Pre-draft measurables
| Height | Weight | Arm length | Hand span | Wingspan | 40-yard dash | 10-yard split | 20-yard split | 20-yard shuttle | Three-cone drill | Vertical jump | Broad jump | Bench press |
| 6 ft 2+1⁄8 in (1.88 m) | 325 lb (147 kg) | 31 in (0.79 m) | 9+5⁄8 in (0.24 m) | 6 ft 7 in (2.01 m) | 5.07 s | 1.74 s | 2.89 s | 4.73 s | 7.83 s | 28.0 in (0.71 m) | 8 ft 9 in (2.67 m) | 35 reps |
All values from Pro Day

===Chicago Bears===
Tonga was selected by the Chicago Bears in the seventh round, 250th overall, of the 2021 NFL draft. On June 2, 2021, Tonga signed his four-year rookie contract with Chicago. He was waived by the Bears on August 31, 2022.

===Atlanta Falcons===
On September 5, 2022, Tonga was signed to the practice squad of the Atlanta Falcons.

===Minnesota Vikings===
On October 5, 2022, Tonga was signed by the Minnesota Vikings off the Falcons practice squad.

===Arizona Cardinals===
On March 15, 2024, Tonga signed with the Arizona Cardinals. He played in 13 games with one start, recording 22 tackles.

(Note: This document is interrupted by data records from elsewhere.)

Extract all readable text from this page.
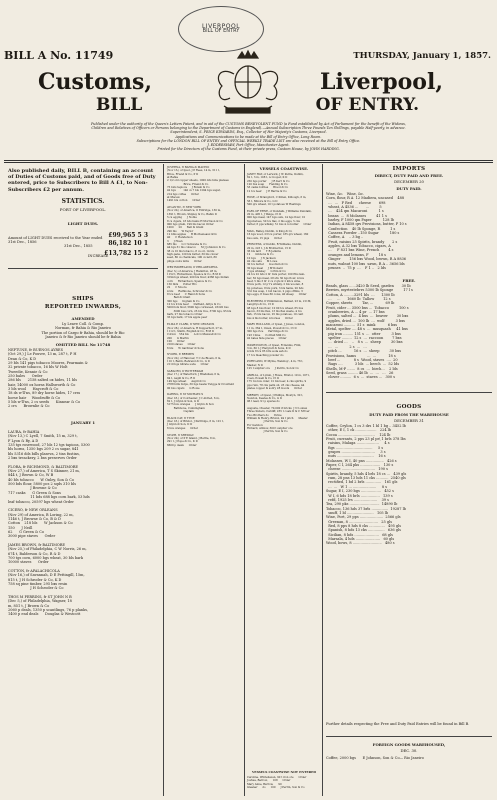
LIVERPOOL
BILL OF ENTRY
BILL A No. 11749	THURSDAY, January 1, 1857.
Customs,
BILL
Liverpool,
OF ENTRY.
Published under the authority of the Queen's Letters Patent, and in aid of the CUSTOMS BENEVOLENT FUND (a Fund established by Act of Parliament for the benefit of the Widows,
Children and Relatives of Officers or Persons belonging to the Department of Customs in England).—Annual Subscription Three Pounds Ten Shillings, payable Half-yearly, in advance.
Superintendent, S. PRICE EDWARDS, Esq., Collector of Her Majesty's Customs, Liverpool.
Applications and Communications to be made at the Bill of Entry Office, Long Room.
Subscriptions for the LONDON BILL OF ENTRY and OFFICIAL WEEKLY TRADE LIST are also received at the Bill of Entry Office.
J. EDDERSHAW, Port Office, Manchester Agent.
Printed for the Directors of the Customs Fund, at their private press, Custom House, by JOHN HARDING.
Also published daily, BILL B, containing an account of Duties of Customs paid, and of Goods free of Duty entered, price to Subscribers to Bill A £1, to Non-Subscribers £2 per annum.
STATISTICS.
PORT OF LIVERPOOL.
LIGHT DUES.
Amount of LIGHT DUES received to the Year ended 31st Dec., 1856
£99,965 5 3
31st Dec., 1855	86,182 10 1
INCREASE
£13,782 15 2
SHIPS
REPORTED INWARDS,
AMENDED
Ly Leave Coll. & Comp.
Norman, fr Bahia & Rio Janeiro
The portion of Cargo fr Bahia, should be fr Rio
Janeiro & fr Rio Janeiro should be fr Bahia
OMITTED BILL No 11748
NEPTUNE, fr BUENOS AYRES
(Oct 29,) J Le Fouvre, 13 m, 287 t, P H
Dean & Co, K D
29 bls 141 pigs tobacco Moores, Pearmain &
32 private tobacco, 16 bls W Holt
Tweedie, Kennie & Co
250 bales      Order
286 bls      2158 salted ox hides, 11 bls
hair, 14000 ox horns Hallsworth & Co
3 bls wool      Haycroft & Co
18 ds w'll'ns, 89 dry horse hides, 17 crss
horse hair     Woodruffe & Co
5 bls w'll'ns, 2 cs seeds      Kinnear & Co
2 crs      Brownlie & Co
JANUARY 1
LAURA, fr BAHIA
(Nov 13,) C Lyell, 7 Smith, 15 m, 329 t,
F Lyon & Ry, A D
135 tgs rosewood, 27 bls 12 tgs tapioca, 5300
bls horns, 1350 bgs 209 2 cs sugar, 841
bls 5316 dds bills plaseva, 2 tins fustins,
2 bxs treackery, 2 bxs preserves Order

FLORA, fr RICHMOND, & BALTIMORE
(Nov 27,) of America, T S Skinner, 21 m,
844 t, J Brown & Co, W B
40 bls tobacco      W Onley, Son & Co
500 bds flour, 5800 pcs 2 sqds 310 bls
J Browne & Co
717 casks      G Green & Sons
11 bds 688 bgs corn bark, 53 hds
leaf tobacco, 20597 bgs wheat Order

CICERO, fr NEW ORLEANS
(Nov 29) of America, B Loring, 22 m,
1146 t, J Browne & Co, B & D
Cotton    218 bls      W Jackson & Co
150      J Neill
62      G Green & Co
3000 pipe staves      Order

JAMES BROWN, fr BALTIMORE
(Nov 25,) of Philadelphia, C W Norris, 26 m,
674 t, Balderson & Co, R & D
700 tgs corn, 6000 bgs wheat, 30 bls bark
10000 staves      Order

COTTON, fr APALACHICOLA
(Nov 16,) of Savannah, D E Pettingill, 15m,
815 t, J H Schroder & Co, K D
758 sq pine timber, 295 bxs resin
J H Schroder & Co

THOS M PERRINS, fr ST JOHN N B
(Dec 5,) of Philadelphia, Wagner, 18
m, 851 t, J Brown & Co
2060 p deals, 1350 p scantlings, 76 p planks,
1400 p end deals      Douglas & Westcott
JUVERNA, fr BAHIA & MACEIO
(Nov 13,) of Ipsol, J P Rees, 14 m, 311 t,
Brice, Friend & Co, P D
at Bahia
2 1/2 old copper sheets, 1000 dds hide planses
Brice, Friend & Co
75 bxls tapioca      J Rolain & Co
42 bgs         140 cs 7 bls 1294 bgs sugar,
214 bgs coffee      Order
at Maceio
1491 bls cotton      Order

ATLANTIC, fr NEW YORK
(Nov 20,) of America, O Eldridge, 130 m,
1391 t, Brown, Shipley & Co, Bahm D
5 cs egging      J Noble
8 cs cigars, 18 bds hams H Morrison & Co
900 bgs grain, 199 bls bacon Order
1000      20      Bell & Grant
290 bls      W Taylor
12 bbls apples      B Moliveneaux &Co
40      C Henderson
3      J Hoan
685 bls      G C Schwabe & Co
44 bgs 31 bls cobacco      M J Johnston & Co
38 cs 10 bls tobacco, 8 cs oil, 14 bls
high-pans, 120 bls butter, 30 bls clover
seed, 80 cs chemicals, 190 cs lard, 80
phiga costs mibs      Order

WESTMORELAND, fr PHILADELPHIA
(Dec 3,) of America, J Hamilton, 28 m,
1152 t, Richardson, Spence & Co, B M D
3194 bgs wheat, 200 bls flour, 4366 bgs Indian
corn      Richardson, Spence & Co
150 bbls      Potter Bro
22      C Moore
4 bls      Rathbone, Schroder & Co
8 tcs beef      C Hand & Sons
Bell & Grant
300 bgs      Ingram & Co
10 tcs 9 bls beef      Duffield, Alltys & Co
5000 bds flour, 5600 bgs cornweed, 23220 bus
3000 bus corn, 25 bls rice, 3700 bgs, 95 bls
bark, 27 bls tobacco Order
35 bgs bark, 17 bls apple pear

ELIZA E CLARK, fr NEW ORLEANS
(Nov 28,) of America, H Kupperholt, 27 m,
1112 t, Smith, English & Co, R M D
Cotton    554 bls      A & G Maxwell & Co
200      G Martin
100      Order
2100 staves      Order
6 bls      W Gardiner & Sons

NYORD, fr BREMEN
(Nov 20,) of Hanover, T C de Bloem, 6 m,
110 t, Balck, Behrend & Co, G D
2110 bgs nitrate soda      Order

SARACEN, fr ROTTERDAM
(Dec 17,) of Waterford, J Bradshaw, 6 m,
84 t, Asgill & Co, R D
149 bgs wheat      Asgill & Co
2788 bills bxtps, 30 bgs beans Twigge & Crowfield
90 bxs cigars      G Rowe

DARING, fr ST MICHAEL'S
(Dec 18,) of Colchester, J C Aldred, 6 m,
62 t, J Glynn & Son, G D
5175 bxs oranges      J Glynn & Son
Rathbone, Cunningham
Captain

BLACK CAT, fr TYNE
(Dec 18,) of Bristol, J Partridge, 6 m, 101 t,
J Glynn & Son, D D
6 bxs oranges      Order

SYLPH, fr SHEDIAC
(Nov 29,) of P E Island, J Bertle, 8 m,
291 t, J Pope & Co, K D
6600 p deals      Order
IMPORTS
DIRECT, DUTY PAID AND FREE.
DECEMBER 20
DUTY PAID.
Wine, &c.   Wine, &c.
Corn, flour, R A  12 Madiera, uncased    488
...   ...   F Red      cheese       698
wheat, A 4536 ...       ...         5
...    424 qm Macaroni          1 s
beans  ...  8 Molasses         41 1 s
barley, F 1000 qm Paper          128 lb
Indian, A 8458 qrs Provisions, butter, F 10 s
Confection    40 lb Sponge, R         1 s
Cassera Powder ..150 Sugar          180 s
Coffee, A    .. 3 bg ..
Fruit, raisins 25 Spirits, brandy       2 s
apples, A 32 bxs Tobacco, cigars, A
...     F 831 bxs Wine, French        4 s
oranges and lemons, F         18 s
Ginger        156 bxs Wood, brown, R A 8836
nuts, walnut 100 bxs  sawn, R A .. 3656 lds
prunes  ..  75 p  ...    F 1 ..   2 lds
FREE.
Beads, glass ......3420 lb Seed, garden       30 lb
Berries, myrtestebrrs 5300 lb Sponge         17 l s
Cotton, A .........3291 bls  ...      1300 lb
...     ...      1660 lb  Tallow        12 s
Copper, sheets         Tar, ...           69 lb
Fruit, cider ... 3500 bxs ...  Tobacco         100 s
cranberries, A ... 4 pr  ... 17 bxs
plums, salted ...  4 bxs  ...  beaver        30 bxs
apples, dried ...  100 lb  ...  wolf          3 bxs
macaroni ..........  51 s  mink           6 bxs
Metal, spelter .... 48 s  ...  musquash     41 bxs
pig iron ......... 151 s  ...  otter          3 bxs
spelter .........  12 s  ...  raccoon        7 bxs
...  dried ...    ..   8 s  ...  sheep         30 bxs
...   ...          2 s  ...   ...
pitch ...           16 s  ...  sheep         30 bxs
Provisions, hams          ...  ...           18 s
beef ...            8 s  Wood, staves  ....  20
Rags ....           3 bls  ... beech  ...  52 lds
Shells, M-P .......  8 cs  ...  birch...    2 lds
Seed, grass ......... 46 lb  ...  ...   ...   26
clover ..........  6 s  ...  staves ...   300 s
GOODS
DUTY PAID FROM THE WAREHOUSE
DECEMBER 31
Coffee, Ceylon, 1 cs 3 drs 1 bl 1 bg .. 3452 lb
other, E I, 1 ck ...................   224 lb
Cocoa .................................    124 lb
Fruit, currants, 2 pps 23 pl pr\ 1 brls 378 lbs
raisins, Malaga ....................     4 s
figs .................................     5 s
grapes ..............................     3 s
nuts .................................    16 s
Molasses, W I, 40 pns ................   426 s
Paper, C l, 264 pks ..................   130 s
cheese ..............................   190 s
Spirits, brandy, 5 hds 4 brls 18 cs ...   439 gls
rum, 28 pns 13 hds 11 cks ...........  2540 gls
rectified, 1 bd 2 brls ..............   161 gls
...  ...   W 1 ... .....................     8 s
Sugar, E I, 230 bgs ..................   452 s
W I, 6 hds 18 brls .................   139 s
refd, 1925 lvs .....................    39 s
Tea, 290 pks ...........................  14890 lb
Tobacco, 136 hds 37 brls ...............  19287 lb
snuff, 1 bl ........................   105 lb
Wine, Port, 29 pps .....................  2566 gls
Greenan, 8 ..........................   25 gls
Red, 8 pps 8 hds 8 cks ..............   495 gls
Spanish, 8 hds 13 cks ...............   636 gls
Sicilian, 8 hds ......................   68 gls
Marsala, 4 hds ......................   60 gls
Wood, bows, 8 ..........................   480 s
Further details respecting the Free and Duty Paid Entries will be found in Bill B.
FOREIGN GOODS WAREHOUSED,
DEC. 30.
Coffee, 2000 bgs      E Johnson, Son & Co— Rio Janeiro
VESSELS COASTWISE.
JANET HAY, of Lerwick, J W Petrie, Dublin,
62 t, 3 m, 108 t, A Cooper, K D
250 bgs porter      J R Kerr & Co
120 bxs soap      Fielding & Co
53 casks bottles      Blood & Co
12 tcs beef      J E Barrie & Co

ROSE, of Strangford, C Killen, Killough, 6 m,
56 t, Minore & Co, G D
500 qrs wheat, 10 t potatoes W Hastings

EARL OF ERNE, of Dundalk, J Williams Dundalk,
20 m, 405 t, J Weige, Ct D
900 bgs meal, 147 bgs oats, 14 bgs flour, 10
hypotatoes, 50 tcs flax, 2 bls eggs, 5 cks
butter, 6 pps whisky, 51 bxs 4 cs butter      Order

MAIL, Balley, Dublin, G King & Co
16 bgs wool, 23 tcs porter, 185 qrs wheat, 160
bus oats, 15 pigs      Order

PRINCESS, of Dublin, B Williams, Dublin,
20 m, 223 t, J & Brotherton, Ct D
36 bls lard      T B Jenkins
12      Gibbons & Co
10 bgs      J N Jackson
42 cks oats      M Lowe
30 tcs butter      Goodwin & Co
30 bgs meal      J M'Donald
7 pps whiskey      G Pim & Co
24 tcs 22 bds 2 bl' bxls porter, 100 fths lam-
ber, 50 bgs meal, 28 shv 30 bgs flour, 4 bxs
beef, 5 bls 3 bl' 2 cs 2 qts & 2 kitcs wine,
8 bxs pork, 12 p'r's whisky, 2 bls woolen, 8
bp potatoes, 8 bls pork, 3 bls hams, 20 hds
3 bl bxs soap, 1 bxl bacon, 2 pigs offlins, 3
bgs eggs, 8 bxes 60 cows, 40 sheep      Order

BLENHEIM, fr Plinlimmon, Belfast, 23 m, 2118t,
Langtrys & Co, Ct D
98 bgs 8 bxs flour, 10 90 tcs wheat, 65 bxs
bacon, 33 bls flax, 13 bls flax waste, 4 tcs
fish, 15 bls bacon, 25 bls potatoes, 10 cant
bxs 4 bls butter, 4 horses      Order

MARY HOLLAND, of Ipwel, J Jones, London,
11 m, 364 t, Owen, Powell & Co, Ct D
300 bgs rice      Partridge & Co
193 t lime      Cottrell Mill Co
42 bales hide pieces      Order

WASHINGTON, of Ipwel, R Dennis, Flint,
3 m, 60 t, J Hargrett & Sons, K D
4 hds 8 tcs 85 brls soda ash do
17 tcs bleaching powder do

PORTLAND, W Mylne, Welshop', 4 m, 76 t,
Master, N D
125 t sulphur ore      J Perrin, Son & Co

AMELIA, of Lymm, J Howe, Bristol, 19 m, 1071,
Coen, Powell & Co, Ct D
175 tcs bxs cider, 12 bls beer, 4 cks spirits, 9
pps rum, 78 cks palm oil, 23 cks cheese, 44
plates copper & sodry 28 Goods      Order

MERSEY, of Ipwel, J Phillips, Mostyn, 30 t,
Newton, Keates & Co, G D
96 t lead, 9 t p spares do

Augusta, Chester, 70,000 if bricks  J N Lomax
Three Sisters, Cardiff, 235 t coals D & C M'Iver
Two Brothers do      Irvine
William & Henry, Bristol, 94 t pitch      Master
J Perrin, Son & Co
For Garston
Richard, Arklow, 300 t sulphur ore
J Perrin, Son & Co
VESSELS COASTWISE NOT ENTERED
Caroline, Whitehaven, 90 t iron ore      Order
Joshua, Barrow,      108      Order
Mary Anne, Barrow,      90
Gleaner      do      100      J Perrin, Son & Co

===New England Patriots===
On March 14, 2025, Tonga signed a one-year, $2.7 million contract with the New England Patriots. He played in 14 games with eight starts, recording 24 tackles. He would also take offensive snaps as a fullback.

===Kanasas City Chiefs===
On March 12, 2026, Tonga signed a three-year, $21 million contract with the Kansas City Chiefs.

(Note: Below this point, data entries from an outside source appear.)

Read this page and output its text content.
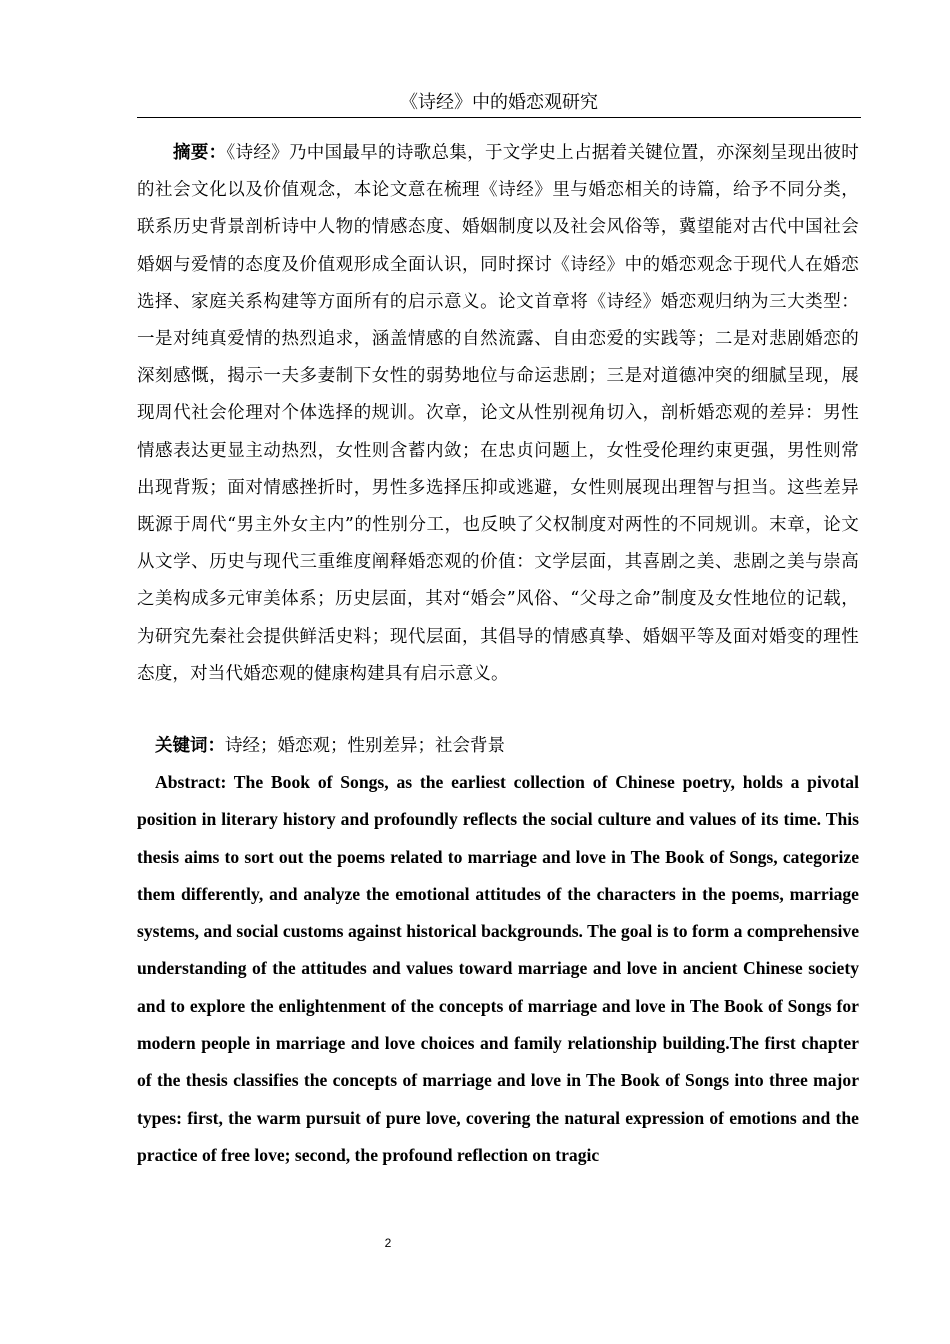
《诗经》中的婚恋观研究

摘要：《诗经》乃中国最早的诗歌总集，于文学史上占据着关键位置，亦深刻呈现出彼时的社会文化以及价值观念，本论文意在梳理《诗经》里与婚恋相关的诗篇，给予不同分类，联系历史背景剖析诗中人物的情感态度、婚姻制度以及社会风俗等，冀望能对古代中国社会婚姻与爱情的态度及价值观形成全面认识，同时探讨《诗经》中的婚恋观念于现代人在婚恋选择、家庭关系构建等方面所有的启示意义。论文首章将《诗经》婚恋观归纳为三大类型：一是对纯真爱情的热烈追求，涵盖情感的自然流露、自由恋爱的实践等；二是对悲剧婚恋的深刻感慨，揭示一夫多妻制下女性的弱势地位与命运悲剧；三是对道德冲突的细腻呈现，展现周代社会伦理对个体选择的规训。次章，论文从性别视角切入，剖析婚恋观的差异：男性情感表达更显主动热烈，女性则含蓄内敛；在忠贞问题上，女性受伦理约束更强，男性则常出现背叛；面对情感挫折时，男性多选择压抑或逃避，女性则展现出理智与担当。这些差异既源于周代“男主外女主内”的性别分工，也反映了父权制度对两性的不同规训。末章，论文从文学、历史与现代三重维度阐释婚恋观的价值：文学层面，其喜剧之美、悲剧之美与崇高之美构成多元审美体系；历史层面，其对“婚会”风俗、“父母之命”制度及女性地位的记载，为研究先秦社会提供鲜活史料；现代层面，其倡导的情感真挚、婚姻平等及面对婚变的理性态度，对当代婚恋观的健康构建具有启示意义。

关键词：诗经；婚恋观；性别差异；社会背景

Abstract: The Book of Songs, as the earliest collection of Chinese poetry, holds a pivotal position in literary history and profoundly reflects the social culture and values of its time. This thesis aims to sort out the poems related to marriage and love in The Book of Songs, categorize them differently, and analyze the emotional attitudes of the characters in the poems, marriage systems, and social customs against historical backgrounds. The goal is to form a comprehensive understanding of the attitudes and values toward marriage and love in ancient Chinese society and to explore the enlightenment of the concepts of marriage and love in The Book of Songs for modern people in marriage and love choices and family relationship building.The first chapter of the thesis classifies the concepts of marriage and love in The Book of Songs into three major types: first, the warm pursuit of pure love, covering the natural expression of emotions and the practice of free love; second, the profound reflection on tragic

2
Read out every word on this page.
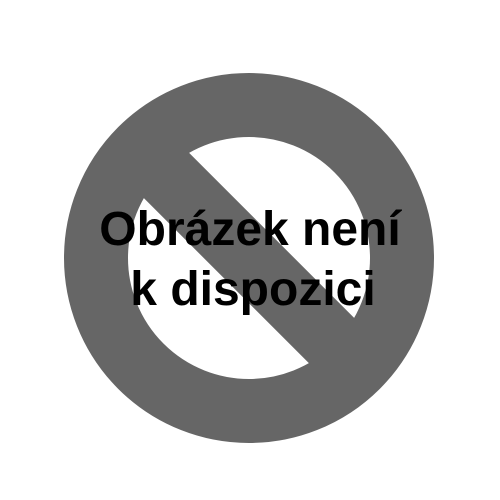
Obrázek není
k dispozici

== NFL career statistics ==

Legend
| Bold | Career high |

=== Regular season ===

Year: Team; Games; Tackles; Interceptions; Fumbles
GP: GS; Cmb; Solo; Ast; Sck; TFL; Sfty; PD; Int; Yds; Avg; Lng; TD; FF; FR
2021: CHI; 15; 2; 24; 10; 14; 0.0; 1; 0; 0; 0; 0; 0; 0; 0; 0; 1
2022: MIN; 11; 2; 28; 12; 16; 0.5; 1; 0; 4; 0; 0; 0; 0; 0; 0; 0
2023: MIN; 14; 2; 15; 9; 6; 0.0; 1; 0; 0; 0; 0; 0; 0; 0; 0; 0
2024: ARI; 13; 1; 22; 6; 16; 0.0; 0; 0; 0; 0; 0; 0; 0; 0; 0; 0
2025: NE; 14; 8; 24; 9; 15; 0.0; 2; 0; 2; 0; 0; 0; 0; 0; 0; 0
Career: 67; 15; 113; 46; 67; 0.5; 5; 0; 6; 0; 0; 0; 0; 0; 0; 1

=== Postseason ===

Year: Team; Games; Tackles; Interceptions; Fumbles
GP: GS; Cmb; Solo; Ast; Sck; TFL; Sfty; PD; Int; Yds; Avg; Lng; TD; FF; FR
2022: MIN; 1; 0; 1; 0; 1; 0.0; 0; 0; 0; 0; 0; 0.0; 0; 0; 0; 0
2025: NE; 3; 0; 7; 5; 2; 1.0; 2; 0; 0; 0; 0; 0.0; 0; 0; 0; 0
Career: 4; 0; 8; 5; 3; 1.0; 2; 0; 0; 0; 0; 0.0; 0; 0; 0; 0

== Personal life ==
Before enrolling at BYU, Tonga served a two-year mission for the Church of Jesus Christ of Latter-day Saints in Wichita, Kansas.